In SAMBA, I can select specific users or I can choose to allow 'everyone' for a share (see screenshots). I allow everyone access (visable/writeable) to my 'shared' folder.

Does enabling access to 'everyone' turn on a guest account that I'm not aware of?
Nope. When you allow everyone the Samba daemon checks the user login; If the user is not in the database then Samba considers that user to be unknown and it is mapped to the "bad user". See above for the rest of the scenario.


BTW, I'm starting to realize that one of my linux pain-points has always been with Samba. I just think that sharing should be included in an OS (as opposed to an add on). I don't think it's very secure (or end-user friendly) to have more than 1 level of security to think about. Especially when that thinking has to be transferred between M$ and Linux.

That is not really an option. Linux is the kernel and SMB is not part of the kernel. Debin/Ubuntu provide all of the rest of the individual apps that make up the OS. Samba is just one of the apps (i.e like Gnome, NFS, DHCP, Apache, BIND, etc.) Samba is popular, but not used by everyone who installs Ubuntu (Linux).




you should look at /etc/samba/smb.conf. That file actually contains the information that the GUI updates, so giving access to "everyone" most likely enables "guest user" access.
See above. There is no "guest" access. It more like this: we will call the unknown user "nobody". If you did not define guest=ok in the smb.conf file or "everyone" in usershares (at /var/lib/samba) then the unknown user is denied access to the Samba share.

capscrew
July 14th, 2011, 06:33 AM
I'm sure this has probably been asked and answered a million times but I can't find the right wording to search on because I don't understand the problem.

Here's the setup:
2 computers (A and B)
Computer A has a Samba share (called 'shared') that anyone (everyone) can upload a file to.
From computer B I connect to the share on computer A and copy a file from B to A.
When I go to do something to the file on computer A it has the lock symbol and permissions say owner 'nobody' group 'nogroup'.

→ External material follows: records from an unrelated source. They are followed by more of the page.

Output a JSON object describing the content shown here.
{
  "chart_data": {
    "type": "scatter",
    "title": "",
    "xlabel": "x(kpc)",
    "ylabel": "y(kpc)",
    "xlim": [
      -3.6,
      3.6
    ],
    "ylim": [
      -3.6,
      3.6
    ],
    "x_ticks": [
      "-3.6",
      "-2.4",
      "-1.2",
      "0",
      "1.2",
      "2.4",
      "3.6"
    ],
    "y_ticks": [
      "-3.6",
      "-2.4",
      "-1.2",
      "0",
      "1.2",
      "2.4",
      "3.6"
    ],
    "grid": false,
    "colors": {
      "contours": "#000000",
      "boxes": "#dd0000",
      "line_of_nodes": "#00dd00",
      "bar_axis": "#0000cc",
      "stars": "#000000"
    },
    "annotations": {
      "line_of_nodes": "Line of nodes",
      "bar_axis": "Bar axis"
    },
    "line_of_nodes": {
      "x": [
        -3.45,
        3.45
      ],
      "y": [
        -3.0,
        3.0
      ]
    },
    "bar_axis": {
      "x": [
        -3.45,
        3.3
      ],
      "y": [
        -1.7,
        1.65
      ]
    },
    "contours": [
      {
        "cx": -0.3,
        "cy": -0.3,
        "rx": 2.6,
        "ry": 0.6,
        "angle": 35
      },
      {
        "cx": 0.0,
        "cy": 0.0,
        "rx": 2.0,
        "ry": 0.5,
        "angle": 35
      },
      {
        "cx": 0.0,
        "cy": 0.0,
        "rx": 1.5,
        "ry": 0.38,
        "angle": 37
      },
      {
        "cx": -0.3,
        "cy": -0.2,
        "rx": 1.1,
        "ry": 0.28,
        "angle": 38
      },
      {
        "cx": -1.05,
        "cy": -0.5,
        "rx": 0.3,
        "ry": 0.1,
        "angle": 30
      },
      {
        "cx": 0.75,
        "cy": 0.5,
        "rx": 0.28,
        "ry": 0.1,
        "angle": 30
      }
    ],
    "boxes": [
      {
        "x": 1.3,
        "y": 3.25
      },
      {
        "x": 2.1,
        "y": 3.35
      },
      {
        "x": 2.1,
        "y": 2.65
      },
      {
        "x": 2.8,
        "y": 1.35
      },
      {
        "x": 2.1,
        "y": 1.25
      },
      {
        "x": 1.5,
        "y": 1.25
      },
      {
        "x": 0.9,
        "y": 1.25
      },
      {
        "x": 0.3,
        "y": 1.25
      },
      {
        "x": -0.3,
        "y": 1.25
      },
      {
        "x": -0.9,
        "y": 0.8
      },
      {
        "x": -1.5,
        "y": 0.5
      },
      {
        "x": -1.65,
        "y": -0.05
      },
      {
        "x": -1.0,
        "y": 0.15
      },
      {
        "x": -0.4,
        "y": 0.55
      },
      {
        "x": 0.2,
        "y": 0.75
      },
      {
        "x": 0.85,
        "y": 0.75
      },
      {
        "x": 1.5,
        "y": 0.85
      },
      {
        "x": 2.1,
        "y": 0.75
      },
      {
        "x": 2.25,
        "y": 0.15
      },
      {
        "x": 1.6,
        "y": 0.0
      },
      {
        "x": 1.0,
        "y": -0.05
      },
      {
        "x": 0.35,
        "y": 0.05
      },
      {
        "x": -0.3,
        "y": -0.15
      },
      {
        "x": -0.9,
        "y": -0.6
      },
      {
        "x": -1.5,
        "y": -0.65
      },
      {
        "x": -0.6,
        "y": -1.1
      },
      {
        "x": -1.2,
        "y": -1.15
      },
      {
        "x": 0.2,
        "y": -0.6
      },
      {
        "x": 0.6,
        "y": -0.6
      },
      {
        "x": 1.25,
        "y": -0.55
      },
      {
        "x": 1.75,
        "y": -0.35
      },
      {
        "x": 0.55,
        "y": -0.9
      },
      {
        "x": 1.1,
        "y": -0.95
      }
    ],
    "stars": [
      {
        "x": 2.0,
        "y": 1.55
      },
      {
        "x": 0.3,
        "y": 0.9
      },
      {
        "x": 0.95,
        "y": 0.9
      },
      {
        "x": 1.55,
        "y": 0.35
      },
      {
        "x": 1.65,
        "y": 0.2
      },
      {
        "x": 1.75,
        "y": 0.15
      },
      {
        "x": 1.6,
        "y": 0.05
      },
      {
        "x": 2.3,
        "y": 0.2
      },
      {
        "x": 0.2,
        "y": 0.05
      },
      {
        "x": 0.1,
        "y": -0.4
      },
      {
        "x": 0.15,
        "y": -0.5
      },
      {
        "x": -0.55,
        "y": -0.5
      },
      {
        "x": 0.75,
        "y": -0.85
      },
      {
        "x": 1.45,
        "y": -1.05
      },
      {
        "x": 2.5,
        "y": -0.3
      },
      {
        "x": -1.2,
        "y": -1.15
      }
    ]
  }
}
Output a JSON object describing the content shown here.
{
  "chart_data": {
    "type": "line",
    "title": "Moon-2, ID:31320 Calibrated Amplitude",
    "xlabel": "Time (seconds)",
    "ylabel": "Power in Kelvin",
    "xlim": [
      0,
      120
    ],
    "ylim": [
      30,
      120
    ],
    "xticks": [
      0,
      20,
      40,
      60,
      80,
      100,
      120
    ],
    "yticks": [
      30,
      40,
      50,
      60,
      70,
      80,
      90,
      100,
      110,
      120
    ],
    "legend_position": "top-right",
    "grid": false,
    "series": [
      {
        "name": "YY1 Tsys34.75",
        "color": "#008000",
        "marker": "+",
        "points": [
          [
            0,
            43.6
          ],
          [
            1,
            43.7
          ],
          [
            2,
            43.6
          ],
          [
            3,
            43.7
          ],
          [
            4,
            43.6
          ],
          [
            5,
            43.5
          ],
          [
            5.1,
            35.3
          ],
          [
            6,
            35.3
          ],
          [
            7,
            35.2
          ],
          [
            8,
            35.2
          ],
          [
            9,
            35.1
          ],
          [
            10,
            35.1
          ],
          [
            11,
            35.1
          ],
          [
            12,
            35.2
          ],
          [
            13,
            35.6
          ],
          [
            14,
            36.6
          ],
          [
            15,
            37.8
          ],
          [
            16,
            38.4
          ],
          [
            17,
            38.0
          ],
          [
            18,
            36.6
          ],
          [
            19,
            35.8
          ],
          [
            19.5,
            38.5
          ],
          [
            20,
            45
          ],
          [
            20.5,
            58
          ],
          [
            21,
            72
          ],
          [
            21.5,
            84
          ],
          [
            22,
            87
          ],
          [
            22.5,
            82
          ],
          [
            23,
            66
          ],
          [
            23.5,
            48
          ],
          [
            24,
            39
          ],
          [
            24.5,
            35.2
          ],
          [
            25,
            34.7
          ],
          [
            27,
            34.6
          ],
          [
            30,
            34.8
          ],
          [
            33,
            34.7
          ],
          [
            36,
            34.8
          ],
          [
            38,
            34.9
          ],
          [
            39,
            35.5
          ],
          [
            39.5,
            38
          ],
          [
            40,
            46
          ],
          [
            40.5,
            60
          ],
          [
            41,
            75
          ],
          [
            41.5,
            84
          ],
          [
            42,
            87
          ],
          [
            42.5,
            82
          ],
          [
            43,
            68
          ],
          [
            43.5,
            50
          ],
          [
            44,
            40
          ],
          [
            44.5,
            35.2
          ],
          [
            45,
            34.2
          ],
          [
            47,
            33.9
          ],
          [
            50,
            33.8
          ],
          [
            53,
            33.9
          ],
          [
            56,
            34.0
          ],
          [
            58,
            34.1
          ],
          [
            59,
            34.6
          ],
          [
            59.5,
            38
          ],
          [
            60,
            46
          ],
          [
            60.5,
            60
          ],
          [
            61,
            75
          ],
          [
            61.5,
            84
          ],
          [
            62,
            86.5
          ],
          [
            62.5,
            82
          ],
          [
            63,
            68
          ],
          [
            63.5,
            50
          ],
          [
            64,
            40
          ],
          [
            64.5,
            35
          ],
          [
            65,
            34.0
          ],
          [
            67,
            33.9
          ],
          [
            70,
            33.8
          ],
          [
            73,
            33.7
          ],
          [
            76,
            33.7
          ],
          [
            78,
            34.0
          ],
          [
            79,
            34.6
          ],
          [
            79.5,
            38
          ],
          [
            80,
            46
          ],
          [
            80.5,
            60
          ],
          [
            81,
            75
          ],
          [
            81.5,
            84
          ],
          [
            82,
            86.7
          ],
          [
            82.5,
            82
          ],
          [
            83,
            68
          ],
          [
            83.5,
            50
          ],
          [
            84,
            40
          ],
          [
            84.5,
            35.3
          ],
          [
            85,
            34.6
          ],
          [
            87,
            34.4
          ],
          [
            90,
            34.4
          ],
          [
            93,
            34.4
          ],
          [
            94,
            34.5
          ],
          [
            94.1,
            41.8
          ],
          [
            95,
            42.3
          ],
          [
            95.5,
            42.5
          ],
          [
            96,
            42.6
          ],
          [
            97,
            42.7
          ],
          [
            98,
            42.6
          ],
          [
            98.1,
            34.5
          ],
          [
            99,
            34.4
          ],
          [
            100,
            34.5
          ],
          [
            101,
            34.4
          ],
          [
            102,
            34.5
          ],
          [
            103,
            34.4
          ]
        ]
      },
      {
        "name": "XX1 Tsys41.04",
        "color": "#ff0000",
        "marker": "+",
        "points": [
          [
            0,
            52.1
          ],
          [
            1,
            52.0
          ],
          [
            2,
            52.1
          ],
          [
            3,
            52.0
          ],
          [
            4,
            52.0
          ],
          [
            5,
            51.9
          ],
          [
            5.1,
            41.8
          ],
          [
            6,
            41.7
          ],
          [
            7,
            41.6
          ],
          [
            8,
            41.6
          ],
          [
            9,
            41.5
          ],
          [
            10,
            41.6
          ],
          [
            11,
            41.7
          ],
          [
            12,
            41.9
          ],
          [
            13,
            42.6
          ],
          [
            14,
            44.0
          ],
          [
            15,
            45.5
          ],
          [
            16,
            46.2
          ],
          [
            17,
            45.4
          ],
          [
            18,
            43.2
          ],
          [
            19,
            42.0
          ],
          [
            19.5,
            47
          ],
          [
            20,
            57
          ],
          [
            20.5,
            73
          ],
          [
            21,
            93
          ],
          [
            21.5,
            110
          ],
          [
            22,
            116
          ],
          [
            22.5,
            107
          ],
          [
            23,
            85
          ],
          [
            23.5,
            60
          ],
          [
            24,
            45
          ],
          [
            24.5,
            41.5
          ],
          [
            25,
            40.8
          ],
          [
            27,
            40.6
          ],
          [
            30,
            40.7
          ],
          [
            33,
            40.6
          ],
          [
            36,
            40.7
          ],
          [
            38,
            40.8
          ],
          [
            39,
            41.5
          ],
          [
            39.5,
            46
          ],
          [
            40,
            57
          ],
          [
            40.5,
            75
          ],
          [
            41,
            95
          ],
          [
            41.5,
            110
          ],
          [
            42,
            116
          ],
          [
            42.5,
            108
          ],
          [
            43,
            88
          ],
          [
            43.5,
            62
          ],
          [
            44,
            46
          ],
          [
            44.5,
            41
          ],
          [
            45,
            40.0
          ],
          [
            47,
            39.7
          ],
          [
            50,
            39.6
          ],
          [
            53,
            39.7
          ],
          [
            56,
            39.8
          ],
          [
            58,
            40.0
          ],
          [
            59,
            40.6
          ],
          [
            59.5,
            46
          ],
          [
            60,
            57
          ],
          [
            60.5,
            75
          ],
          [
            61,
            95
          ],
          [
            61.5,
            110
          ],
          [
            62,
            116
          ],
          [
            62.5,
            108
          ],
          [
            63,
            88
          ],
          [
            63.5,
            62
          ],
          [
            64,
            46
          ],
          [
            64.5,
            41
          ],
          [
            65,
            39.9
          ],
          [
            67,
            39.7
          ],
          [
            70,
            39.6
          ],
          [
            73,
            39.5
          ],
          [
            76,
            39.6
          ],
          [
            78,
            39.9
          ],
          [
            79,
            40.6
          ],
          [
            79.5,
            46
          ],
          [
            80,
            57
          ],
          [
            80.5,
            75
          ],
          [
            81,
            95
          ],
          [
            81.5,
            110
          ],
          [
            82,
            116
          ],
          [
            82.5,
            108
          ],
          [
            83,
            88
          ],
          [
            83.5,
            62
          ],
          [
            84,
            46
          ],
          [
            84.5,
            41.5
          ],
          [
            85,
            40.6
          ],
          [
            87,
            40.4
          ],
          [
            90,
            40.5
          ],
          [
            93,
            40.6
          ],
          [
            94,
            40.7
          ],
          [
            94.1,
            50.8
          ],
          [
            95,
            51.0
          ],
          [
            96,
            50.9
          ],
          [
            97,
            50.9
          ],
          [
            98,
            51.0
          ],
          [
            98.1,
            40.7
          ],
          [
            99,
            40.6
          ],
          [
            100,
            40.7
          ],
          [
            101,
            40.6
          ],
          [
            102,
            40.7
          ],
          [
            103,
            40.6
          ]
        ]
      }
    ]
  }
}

Here's my confusion. On both computer A and computer B I am using the same credentials so if my user name and password are the same on both computers, why to I have to chown it? Why does it change to 'nobody:nogroup'. If jdoe owns the file on computer b doesn't jdoe own the file on computer A?
Technically speaking the answer is no in your case. The user (UID) on one host is not necessarily the user (UID) on the second host. The file is actually owned by the UID/GID. If those numbers don't match you can have problems. I always setup shares with the group the same (GID) to eliminate that problem. I don't care who the owners is as long as all files and folders have the group the same and all user are in that group.

It is important to remember that file system rights (Linux) always determine the ultimate rights to a file or folder.



NOTE: This is NOT a domain. This is my own simple home network with 2 Ubuntu machines with the same login/password credentials.

My guess?? I suppose that a login name has more to it that I can't see (don't understand) and that ownership of a file is not solely based on the login name. Perhaps there's hash or metadata or something that is unique - even with the same user names. Or maybe Samba strips unix credentials.


No hash or metadata. The user is the owner if he created the file. The user is a you want to define it (by prior default or configuration) such as in the Samba configuration file.

I guess the easiest place to start is: Is this a Samba thing or a linux security thing (if that even makes sense).Both!!!!


Feed the n00b!

Thanks.

Edit:
Also note: if i just copy a file (locally) to that folder it's owned by me. There are no issues. So does samba make it 'nobody' or does linux?
Transferring a file locally does not need the services of Samba. The file ownership is defined only by the file system. Samba does make the owner "nobody" if it can't ID the user (not in the smbpasswd database).